Song by Eminem

from the album Kamikaze
- Released: August 31, 2018
- Recorded: 2018
- Genre: Hip hop
- Length: 5:37
- Label: Shady; Aftermath; Interscope;
- Songwriters: Marshall Mathers; Luis Resto; Ray Fraser; Ronald Spence, Jr.;
- Producers: Illa da Producer; Ronny J; Eminem;

= The Ringer (song) =

"The Ringer" is a song by American rapper Eminem from his album Kamikaze (2018). The album's opener, it was not released as a single but debuted in the top 10 in Australia, Canada, Finland, Ireland, New Zealand, Norway, Portugal, Sweden, Switzerland, the UK, and the US.

==Contents==

In the song, Eminem attacks the contemporary hip hop scene, mainly artists who perform mumble rap. Rappers that he calls out on the track include Lil Yachty, Lil Pump, Lil Xan, Machine Gun Kelly, Vince Staples, NF, and Iggy Azalea. He also attacks the critics who gave his previous album, Revival, negative reviews. Finally, he sends shots at U.S. president Donald Trump, similar to the presidential critiques on Revival, calling Trump "Agent Orange" and referencing Eminem's freestyle rap "The Storm" from the 2017 BET Awards.

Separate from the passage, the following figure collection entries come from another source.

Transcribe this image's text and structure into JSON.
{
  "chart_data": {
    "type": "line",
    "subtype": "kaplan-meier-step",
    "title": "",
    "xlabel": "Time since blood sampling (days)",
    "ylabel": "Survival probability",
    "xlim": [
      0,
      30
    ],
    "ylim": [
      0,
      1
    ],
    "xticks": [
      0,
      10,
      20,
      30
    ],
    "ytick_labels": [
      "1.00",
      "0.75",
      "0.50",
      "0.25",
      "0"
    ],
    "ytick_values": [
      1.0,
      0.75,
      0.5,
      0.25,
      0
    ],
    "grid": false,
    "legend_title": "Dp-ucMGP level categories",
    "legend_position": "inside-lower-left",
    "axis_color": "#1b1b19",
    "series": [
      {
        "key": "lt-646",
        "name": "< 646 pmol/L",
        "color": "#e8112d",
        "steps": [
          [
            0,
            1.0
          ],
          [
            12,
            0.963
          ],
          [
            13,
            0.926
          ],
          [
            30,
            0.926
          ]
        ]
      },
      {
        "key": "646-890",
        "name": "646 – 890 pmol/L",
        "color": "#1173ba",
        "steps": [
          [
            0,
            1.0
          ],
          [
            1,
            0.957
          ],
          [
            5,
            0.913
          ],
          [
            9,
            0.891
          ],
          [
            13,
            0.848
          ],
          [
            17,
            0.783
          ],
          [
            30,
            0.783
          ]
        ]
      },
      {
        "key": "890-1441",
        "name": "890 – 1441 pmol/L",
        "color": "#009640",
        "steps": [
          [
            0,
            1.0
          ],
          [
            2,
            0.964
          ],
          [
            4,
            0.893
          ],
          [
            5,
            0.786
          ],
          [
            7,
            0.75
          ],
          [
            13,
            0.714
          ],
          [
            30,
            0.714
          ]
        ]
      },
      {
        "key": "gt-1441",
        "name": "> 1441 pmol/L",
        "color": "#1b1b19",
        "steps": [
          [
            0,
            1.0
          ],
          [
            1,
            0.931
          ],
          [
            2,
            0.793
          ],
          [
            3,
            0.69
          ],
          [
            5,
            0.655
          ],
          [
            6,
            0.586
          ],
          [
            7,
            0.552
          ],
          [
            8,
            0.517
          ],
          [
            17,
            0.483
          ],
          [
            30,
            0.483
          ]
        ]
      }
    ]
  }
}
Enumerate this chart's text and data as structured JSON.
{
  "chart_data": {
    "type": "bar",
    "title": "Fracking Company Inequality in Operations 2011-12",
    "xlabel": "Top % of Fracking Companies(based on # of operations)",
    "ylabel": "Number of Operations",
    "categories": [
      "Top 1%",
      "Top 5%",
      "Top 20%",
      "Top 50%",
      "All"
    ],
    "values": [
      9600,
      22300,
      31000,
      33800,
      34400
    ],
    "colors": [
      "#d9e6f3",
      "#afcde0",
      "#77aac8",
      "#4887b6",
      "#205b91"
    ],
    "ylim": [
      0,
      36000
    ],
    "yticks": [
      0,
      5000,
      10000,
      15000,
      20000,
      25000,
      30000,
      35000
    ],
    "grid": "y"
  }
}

== Secret Service interview ==
On the song, Eminem references the U.S. Secret Service visiting him in response to lyrics on Revival perceived to be threatening towards Trump. BuzzFeed filed a Freedom of Information Act request with the Secret Service to find out if this was true. In October 2019, the agency revealed to BuzzFeed that, in response to an email from a TMZ employee pressing the Secret Service to investigate Eminem for his "threatening lyrics" about Ivanka Trump (on "Framed"), they had conducted a background check and arranged an interview, in which the interviewers read the verse out loud to Eminem—and he rapped along. The agency subsequently decided against referring the case to a federal prosecutor.

==Personnel==
- Eminem – lead vocals, production
- Illa da Producer – production
- Luis Resto – keyboards
- Ronny J – production

==Charts==

| Chart (2018) | Peak position |
|---|---|
| Australia (ARIA) | 5 |
| Austria (Ö3 Austria Top 40) | 14 |
| Canada Hot 100 (Billboard) | 5 |
| Czech Republic Singles Digital (ČNS IFPI) | 4 |
| Denmark (Tracklisten) | 10 |
| Finland (Suomen virallinen lista) | 8 |
| France (SNEP) | 36 |
| Germany (GfK) | 21 |
| Greece Digital International Singles (IFPI) | 3 |
| Hungary (Stream Top 40) | 4 |
| Ireland (IRMA) | 6 |
| Italy (FIMI) | 19 |
| Netherlands (Single Top 100) | 16 |
| New Zealand (Recorded Music NZ) | 2 |
| Norway (VG-lista) | 5 |
| Portugal (AFP) | 5 |
| Slovakia Singles Digital (ČNS IFPI) | 3 |
| Sweden (Sverigetopplistan) | 8 |
| Switzerland (Schweizer Hitparade) | 3 |
| UK Singles (OCC) | 4 |
| US Billboard Hot 100 | 8 |
| US Hot R&B/Hip-Hop Songs (Billboard) | 7 |

==Certifications==

| Region | Certification | Certified units/sales |
| Australia (ARIA) | Platinum | 70,000^{‡} |
| Brazil (Pro-Música Brasil) | Gold | 20,000^{‡} |
| Canada (Music Canada) | Platinum | 80,000^{‡} |
| New Zealand (RMNZ) | Gold | 15,000^{‡} |
| Portugal (AFP) | Gold | 5,000^{‡} |
| United Kingdom (BPI) | Gold | 400,000^{‡} |
| United States (RIAA) | Platinum | 1,000,000^{‡} |
^{‡} Sales+streaming figures based on certification alone.